Scanning the crowd as I walk, I smile at people, but don’t stop to talk. My body is buzzing with energy, and the longer I look, the louder it seems to get.

A brown, well-worn cowboy hat with a white band catches my eye in the sea of them.

My pace picks up, and Echo sticks to my side. Altas is standing with his back to me, under the General Store overhang, talking to someone.

Canyon stands in front of him, and Atlas has a hand on his brother’s shoulder. A smile I’ve seen so many times stretches across Canyon’s lips. It’s nothing like the one he gave me yesterday, it’s the fun one that made me trust him. Canyon pullshim forward by his shoulder for a hug. Altas is stiff, but his arms wrap around his brother for a second before easing him away, holding him by both biceps and continuing their conversation.

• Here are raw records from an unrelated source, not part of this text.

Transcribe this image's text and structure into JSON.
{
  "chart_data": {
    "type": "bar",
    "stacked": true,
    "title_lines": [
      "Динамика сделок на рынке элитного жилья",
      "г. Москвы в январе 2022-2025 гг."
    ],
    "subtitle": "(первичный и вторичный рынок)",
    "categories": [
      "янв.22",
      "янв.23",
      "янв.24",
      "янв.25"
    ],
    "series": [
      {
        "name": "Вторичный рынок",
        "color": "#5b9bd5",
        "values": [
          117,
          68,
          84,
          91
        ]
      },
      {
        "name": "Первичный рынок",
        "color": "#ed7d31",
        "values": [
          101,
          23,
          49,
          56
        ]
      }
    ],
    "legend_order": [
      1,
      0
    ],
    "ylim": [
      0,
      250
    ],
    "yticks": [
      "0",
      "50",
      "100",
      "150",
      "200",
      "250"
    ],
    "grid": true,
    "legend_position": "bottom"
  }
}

Watching this from a distance feels like an intrusion, and interrupting is not an option, even though I have a hundred questions rattling around in my head right now.

Slipping away, I duck into the narrow alley behind Peaks & Petals, and drop Echo at Sloane’s downtown apartment like we’d planned, so I don’t have to run him home before the night’s festivities. Then I text Atlas to meet me at Jude’s before our chairlift ride.

It will all be fine.

CHAPTER

THIRTY-SEVEN

ATLAS

Leave it to my brother to sideline my whole fucking day, and it’s been a good one at that. I’m walking up First Street, looking for Harlowe, when I see Canyon approaching. He corners me by Peaks & Petals, just past the kettle corn stand. It’s far enough from the crowd to keep it private, but close enough that I can’t walk away without a scene.

Especially not when he pulls me into a hug despite the hand on his shoulder trying to keep him at bay. I’m still livid over the way he spoke to Harlowe the other day, and I don’t trust myself.

“Relax,” he says, hands raised like he’s harmless. “Not here to make trouble, just wanna talk.”

I stare past him, scanning the crowd—Harlowe’s somewhere in it. Hopefully, she found Tessa or Briar and they’re together. I don’t want her anywhere near this.

“There’s nothing to talk about.” My jaw is so tense it hurts.